Thoughts on Infinity (Part 3d)

In recent posts, we’ve seen the curious phenomenon that the commutative and associative laws do not apply to a conditionally convergent series or infinite product. Here’s another classic example of this fact that’s attributed to Cauchy.

In yesterday’s post, I showed that

$\displaystyle 1 - \frac{1}{2} + \frac{1}{3} - \frac{1}{4} + \frac{1}{5} - ... = \ln 2$.

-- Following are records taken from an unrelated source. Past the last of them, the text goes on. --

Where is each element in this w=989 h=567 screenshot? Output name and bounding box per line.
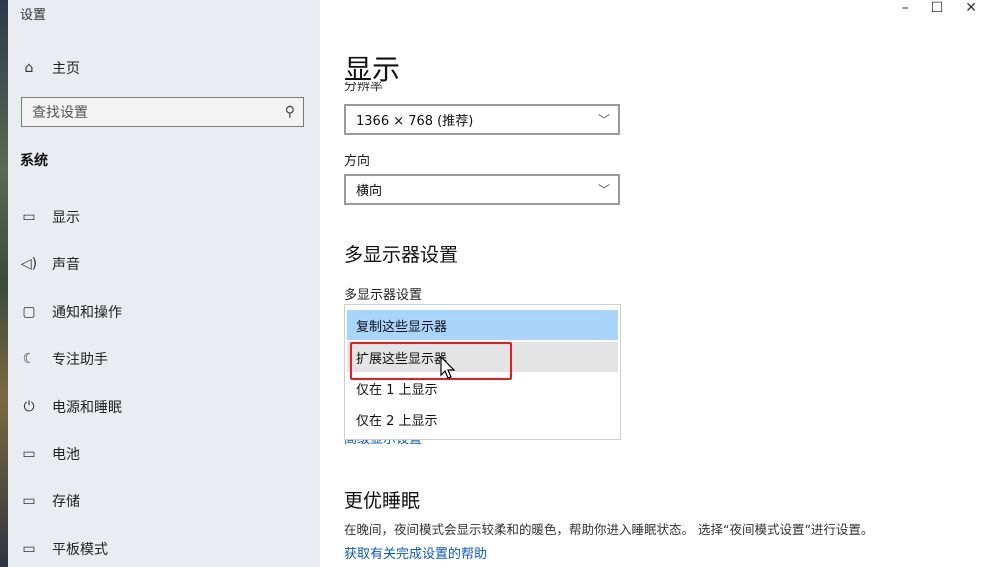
sidebar-item-label: 声音 xyxy=(52,257,80,273)
battery-icon: ▭ xyxy=(22,446,36,462)
search-placeholder: 查找设置 xyxy=(32,105,88,121)
orientation-value: 横向 xyxy=(356,184,383,199)
sidebar-item-storage[interactable]: ▭ 存储 xyxy=(18,487,308,515)
window-controls: – ☐ ✕ xyxy=(902,0,977,16)
home-icon: ⌂ xyxy=(24,60,34,76)
close-button[interactable]: ✕ xyxy=(965,0,977,16)
moon-icon: ☾ xyxy=(22,351,36,367)
chevron-down-icon: ﹀ xyxy=(597,113,610,127)
search-box[interactable]: 查找设置 ⚲ xyxy=(21,97,304,127)
sidebar-item-notifications[interactable]: ▢ 通知和操作 xyxy=(18,298,308,326)
search-icon[interactable]: ⚲ xyxy=(285,104,295,120)
chevron-down-icon: ﹀ xyxy=(597,183,610,197)
mouse-cursor-icon xyxy=(440,356,456,379)
resolution-label: 分辨率 xyxy=(344,82,384,92)
option-show-only-2[interactable]: 仅在 2 上显示 xyxy=(347,404,618,434)
sidebar-item-label: 通知和操作 xyxy=(52,305,122,321)
resolution-dropdown[interactable]: 1366 × 768 (推荐) ﹀ xyxy=(344,104,620,135)
sidebar-item-label: 显示 xyxy=(52,210,80,226)
multi-display-heading: 多显示器设置 xyxy=(344,244,459,266)
tablet-icon: ▭ xyxy=(22,541,36,557)
night-light-description: 在晚间，夜间模式会显示较柔和的暖色，帮助你进入睡眠状态。 选择“夜间模式设置”进… xyxy=(344,522,874,537)
sidebar-home[interactable]: ⌂ 主页 xyxy=(18,56,80,80)
storage-icon: ▭ xyxy=(22,493,36,509)
sidebar-item-label: 平板模式 xyxy=(52,542,108,558)
sidebar-item-tablet-mode[interactable]: ▭ 平板模式 xyxy=(18,535,308,563)
option-duplicate[interactable]: 复制这些显示器 xyxy=(347,310,618,340)
desktop-background xyxy=(0,0,8,567)
sidebar-item-label: 存储 xyxy=(52,494,80,510)
sidebar-item-focus-assist[interactable]: ☾ 专注助手 xyxy=(18,345,308,373)
section-heading: 系统 xyxy=(20,153,48,169)
sidebar-item-label: 专注助手 xyxy=(52,352,108,368)
minimize-button[interactable]: – xyxy=(902,0,909,16)
multi-display-label: 多显示器设置 xyxy=(344,288,423,303)
orientation-dropdown[interactable]: 横向 ﹀ xyxy=(344,174,620,205)
monitor-icon: ▭ xyxy=(22,209,36,225)
sidebar-item-label: 电源和睡眠 xyxy=(52,400,122,416)
sidebar-item-label: 电池 xyxy=(52,447,80,463)
sidebar-item-display[interactable]: ▭ 显示 xyxy=(18,203,308,231)
app-title: 设置 xyxy=(20,8,47,23)
power-icon: ⏻ xyxy=(23,399,35,415)
help-link[interactable]: 获取有关完成设置的帮助 xyxy=(344,543,487,562)
sidebar-item-sound[interactable]: ◁) 声音 xyxy=(18,250,308,278)
sidebar-item-battery[interactable]: ▭ 电池 xyxy=(18,440,308,468)
orientation-label: 方向 xyxy=(344,154,371,169)
resolution-value: 1366 × 768 (推荐) xyxy=(356,114,474,129)
home-label: 主页 xyxy=(52,61,80,77)
sidebar-item-power-sleep[interactable]: ⏻ 电源和睡眠 xyxy=(18,393,308,421)
sidebar: 设置 ⌂ 主页 查找设置 ⚲ 系统 ▭ 显示 ◁) 声音 ▢ 通知和操作 ☾ 专… xyxy=(8,0,320,567)
night-light-heading: 更优睡眠 xyxy=(344,490,421,512)
speaker-icon: ◁) xyxy=(20,256,38,272)
main-panel: – ☐ ✕ 显示 分辨率 1366 × 768 (推荐) ﹀ 方向 横向 ﹀ 多… xyxy=(320,0,989,567)
annotation-highlight-box xyxy=(350,342,512,380)
notification-icon: ▢ xyxy=(22,304,36,320)
maximize-button[interactable]: ☐ xyxy=(931,0,944,16)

This can be (sort of) confirmed using commonly used technology — in particular, Microsoft Excel. In the spreadsheet below, I typed:

• 1 in cell A1
• =POWER(-1,A1-1)/A1 in cell B1
• =B1 in cell C1
• =A1+1 in cell A2
• =POWER(-1,A2-1)/A2 in cell B2
• =C1+B2 in cell C2
• Then I used the FILL DOWN command to fill in the remaining rows. Using these commands cell C10 shows the sum of all the entries in cells B1 through B10, so that

$1 - \displaystyle \frac{1}{2} + \frac{1}{3} - \frac{1}{4} + \frac{1}{5} - \frac{1}{6} + \frac{1}{7} - \frac{1}{8} + \frac{1}{9} - \frac{1}{10} \approx 0.645634921$

Filling down to additional rows demonstrates that the sum converges to $\ln 2$, albeit very slowly (as is typical for conditionally convergent series). Here’s the sum up to 200 terms… the entry in column E is the first few digits in the decimal expansion of $\ln 2$.

Here’s the result after 2000 terms:

20,000 terms:

And finally, 200,000 terms. (It takes a few minutes for Microsoft Excel to scroll this far.)

We see that, as expected, the partial sums are converging to $\ln 2$, as expected. Unfortunately, the convergence is extremely slow — we have to compute 10 times as many terms in order to get one extra digit in the final answer.

1. howardat58

/  October 27, 2015

I suggest adding two adjacent terms at a time. This will show the convergence faster, and get rid of most of the oscillation.

• John Quintanilla

/  October 27, 2015

I don’t disagree; however, my primary point was to illustrate how slowly the unaltered series converges, as opposed to techniques for accelerating the convergence.